Electrodeposited NiCoCr ternary alloy is explored as a cost‐effective and Earth‐abundant alternative electrocatalyst for hydrogen evolution reaction (HER) and oxygen evolution reaction (OER) in alkaline conditions. Different metal salt concentrations (between 10 and 100 mM) and cathodic current densities (between 75 and 225 mA cm−2) are tested to prepare an optimized material exhibiting both the best electrocatalytic efficiency and robustness for water splitting. Combining electrochemistry with complementary physicochemical characterizations (scanning electron microscopy, energy‐dispersive X‐ray spectroscopy analysis, and X‐ray photoelectron spectroscopy) has enabled to gain a deep knowledge of the composition, morphology, and catalytic activity before and after long‐term electrolytic tests.

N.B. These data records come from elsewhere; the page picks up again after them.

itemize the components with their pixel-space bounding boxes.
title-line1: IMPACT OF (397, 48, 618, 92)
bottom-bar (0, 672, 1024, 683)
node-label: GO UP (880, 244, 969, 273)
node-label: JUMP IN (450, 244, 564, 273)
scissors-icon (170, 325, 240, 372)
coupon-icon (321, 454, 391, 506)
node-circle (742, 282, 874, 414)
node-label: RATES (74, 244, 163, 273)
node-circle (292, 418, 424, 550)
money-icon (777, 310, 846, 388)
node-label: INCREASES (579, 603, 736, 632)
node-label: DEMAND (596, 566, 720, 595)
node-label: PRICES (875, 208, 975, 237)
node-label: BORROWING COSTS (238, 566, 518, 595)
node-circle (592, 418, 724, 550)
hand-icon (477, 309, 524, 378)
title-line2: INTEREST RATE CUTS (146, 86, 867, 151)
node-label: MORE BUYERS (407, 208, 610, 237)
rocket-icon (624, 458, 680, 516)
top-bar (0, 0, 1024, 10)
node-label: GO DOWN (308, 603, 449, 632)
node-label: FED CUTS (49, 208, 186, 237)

Compared with the related NiCo and NiCr binary alloys, NiCoCr shows catalytic performance for HER similar to NiCr and higher than that of NiCo. In contrast, its catalytic activity for OER is quite comparable to that of NiCo and higher than that of NiCr. Importantly, the presence of Cr is found to be beneficial to increase the oxidation resistance of the ternary alloy. This work provides a scalable way to produce bifunctional and robust electrode materials. NiCoCr electrodeposited on nickel foam is explored as a cost‐effective and Earth‐abundant alternative electrocatalyst for hydrogen evolution reaction and oxygen evolution reaction in alkaline conditions. The presence of Cr is found to be beneficial to increase the oxidation resistance of the ternary alloy. This work provides a scalable way to produce bifunctional and robust electrode materials.